The prose summaries, and the account in the Library of pseudo-Apollodorus (one of our main sources for Greek myth), are based on the lost epics: well, the evidence points to people reading these prose versions and not reading the epics. When poets like Vergil and Ovid alluded to cyclic episodes, there’s no particular likelihood that they knew the poems directly: they were very probably working from prose summaries, like the ones that we still have today.
Evidence: For one thing, we’ve got the fact that no one other than Pausanias claims ever to have seen any copies of these epics.

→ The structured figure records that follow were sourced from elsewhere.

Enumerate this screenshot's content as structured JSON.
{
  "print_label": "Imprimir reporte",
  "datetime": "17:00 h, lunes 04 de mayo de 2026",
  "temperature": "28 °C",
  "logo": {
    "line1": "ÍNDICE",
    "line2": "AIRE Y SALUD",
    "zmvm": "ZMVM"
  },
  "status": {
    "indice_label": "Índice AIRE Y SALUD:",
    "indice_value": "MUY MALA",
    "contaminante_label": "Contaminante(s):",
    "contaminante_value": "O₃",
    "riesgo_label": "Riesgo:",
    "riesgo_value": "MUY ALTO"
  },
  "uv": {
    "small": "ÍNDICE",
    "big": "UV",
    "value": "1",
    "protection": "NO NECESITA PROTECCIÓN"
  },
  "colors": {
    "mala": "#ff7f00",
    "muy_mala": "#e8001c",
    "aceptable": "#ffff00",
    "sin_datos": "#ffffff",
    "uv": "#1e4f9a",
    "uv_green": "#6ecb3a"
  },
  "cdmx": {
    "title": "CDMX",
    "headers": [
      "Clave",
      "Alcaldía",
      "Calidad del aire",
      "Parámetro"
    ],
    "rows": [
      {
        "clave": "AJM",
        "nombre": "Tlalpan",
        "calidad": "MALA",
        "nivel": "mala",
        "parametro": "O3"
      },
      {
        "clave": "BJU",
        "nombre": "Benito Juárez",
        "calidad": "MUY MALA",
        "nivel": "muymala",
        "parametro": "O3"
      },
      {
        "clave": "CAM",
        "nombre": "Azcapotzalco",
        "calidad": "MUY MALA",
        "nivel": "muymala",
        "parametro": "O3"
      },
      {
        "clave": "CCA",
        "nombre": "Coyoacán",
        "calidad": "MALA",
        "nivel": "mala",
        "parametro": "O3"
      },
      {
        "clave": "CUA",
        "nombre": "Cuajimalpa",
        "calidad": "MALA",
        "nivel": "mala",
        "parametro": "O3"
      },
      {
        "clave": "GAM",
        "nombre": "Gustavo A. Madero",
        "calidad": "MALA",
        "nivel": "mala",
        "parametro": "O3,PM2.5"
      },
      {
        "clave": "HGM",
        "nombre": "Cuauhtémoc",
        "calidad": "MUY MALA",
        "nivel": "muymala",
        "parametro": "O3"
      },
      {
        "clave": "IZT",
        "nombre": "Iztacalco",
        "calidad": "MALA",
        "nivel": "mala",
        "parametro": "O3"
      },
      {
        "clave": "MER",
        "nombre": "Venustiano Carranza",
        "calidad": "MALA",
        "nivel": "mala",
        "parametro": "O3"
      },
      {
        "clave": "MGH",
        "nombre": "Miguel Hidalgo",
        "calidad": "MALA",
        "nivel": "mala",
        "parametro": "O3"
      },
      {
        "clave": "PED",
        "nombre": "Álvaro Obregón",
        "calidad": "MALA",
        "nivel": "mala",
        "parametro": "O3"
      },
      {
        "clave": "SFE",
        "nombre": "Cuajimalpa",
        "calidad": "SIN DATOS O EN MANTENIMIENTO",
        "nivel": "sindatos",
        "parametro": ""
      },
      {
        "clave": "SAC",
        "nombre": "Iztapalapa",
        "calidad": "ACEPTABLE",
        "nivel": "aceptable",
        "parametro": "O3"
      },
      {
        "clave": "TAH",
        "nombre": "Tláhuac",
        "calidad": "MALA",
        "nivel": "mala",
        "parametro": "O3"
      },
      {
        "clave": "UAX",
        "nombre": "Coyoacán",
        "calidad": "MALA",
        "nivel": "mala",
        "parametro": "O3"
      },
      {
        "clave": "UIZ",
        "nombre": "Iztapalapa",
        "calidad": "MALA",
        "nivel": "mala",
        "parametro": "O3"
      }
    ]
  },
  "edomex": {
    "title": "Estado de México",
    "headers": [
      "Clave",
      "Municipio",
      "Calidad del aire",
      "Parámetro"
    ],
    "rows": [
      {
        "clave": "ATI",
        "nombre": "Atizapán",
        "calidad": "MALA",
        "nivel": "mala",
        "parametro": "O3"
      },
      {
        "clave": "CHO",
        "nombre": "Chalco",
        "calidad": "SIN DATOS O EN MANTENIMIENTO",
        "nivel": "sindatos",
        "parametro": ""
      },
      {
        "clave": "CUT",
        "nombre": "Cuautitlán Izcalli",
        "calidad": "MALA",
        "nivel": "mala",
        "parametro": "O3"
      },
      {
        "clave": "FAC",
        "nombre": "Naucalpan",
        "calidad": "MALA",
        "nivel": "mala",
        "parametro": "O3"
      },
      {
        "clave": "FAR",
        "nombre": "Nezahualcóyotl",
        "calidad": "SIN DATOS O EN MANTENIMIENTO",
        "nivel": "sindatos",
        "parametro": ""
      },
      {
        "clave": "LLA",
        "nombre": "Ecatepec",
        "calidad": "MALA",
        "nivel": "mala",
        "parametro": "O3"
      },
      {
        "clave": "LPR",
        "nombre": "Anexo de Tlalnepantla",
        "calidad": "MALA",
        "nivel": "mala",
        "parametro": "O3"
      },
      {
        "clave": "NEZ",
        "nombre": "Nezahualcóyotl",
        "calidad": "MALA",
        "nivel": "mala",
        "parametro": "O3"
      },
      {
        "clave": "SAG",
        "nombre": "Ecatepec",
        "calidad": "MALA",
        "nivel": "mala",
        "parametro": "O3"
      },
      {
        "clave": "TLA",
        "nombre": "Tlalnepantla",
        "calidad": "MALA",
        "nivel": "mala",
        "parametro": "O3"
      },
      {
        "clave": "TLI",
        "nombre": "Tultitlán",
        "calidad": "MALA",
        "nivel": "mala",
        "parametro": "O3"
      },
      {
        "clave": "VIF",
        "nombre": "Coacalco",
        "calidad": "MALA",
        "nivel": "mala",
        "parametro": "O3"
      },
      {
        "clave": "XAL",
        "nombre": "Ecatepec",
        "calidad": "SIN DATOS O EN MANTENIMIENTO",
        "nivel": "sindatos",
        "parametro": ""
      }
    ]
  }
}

For another, we’ve got another artistic genre — the ‘Iliac tablets’ or tabulae Iliacae — that claims to be drawing from the lost epics, but it’s clear the artists weren’t actually reading the epics. They use phonetic spellings, according to how words were pronounced in Koine, with spellings like Αἰνήας (Ainias) for Αἰνείας (Aineias), and Ποσιδῶν (Posidon) for Ποσειδῶν (Poseidon): if they were reading epics, they’d be familiar with the Ionic spellings. When the tablets refer to the wooden horse, they use the phrase δούρηος ἵππος (durios hippos), but that phrase couldn’t be used in an epic: it doesn’t scan. When Homer refers to the wooden horse, it’s the δουράτεος ἵππος (dourateos hippos). The phrase δούρηος ἵππος is the one that’s used in the summaries, though: that’s the kind of thing the Iliac tablet artists were reading.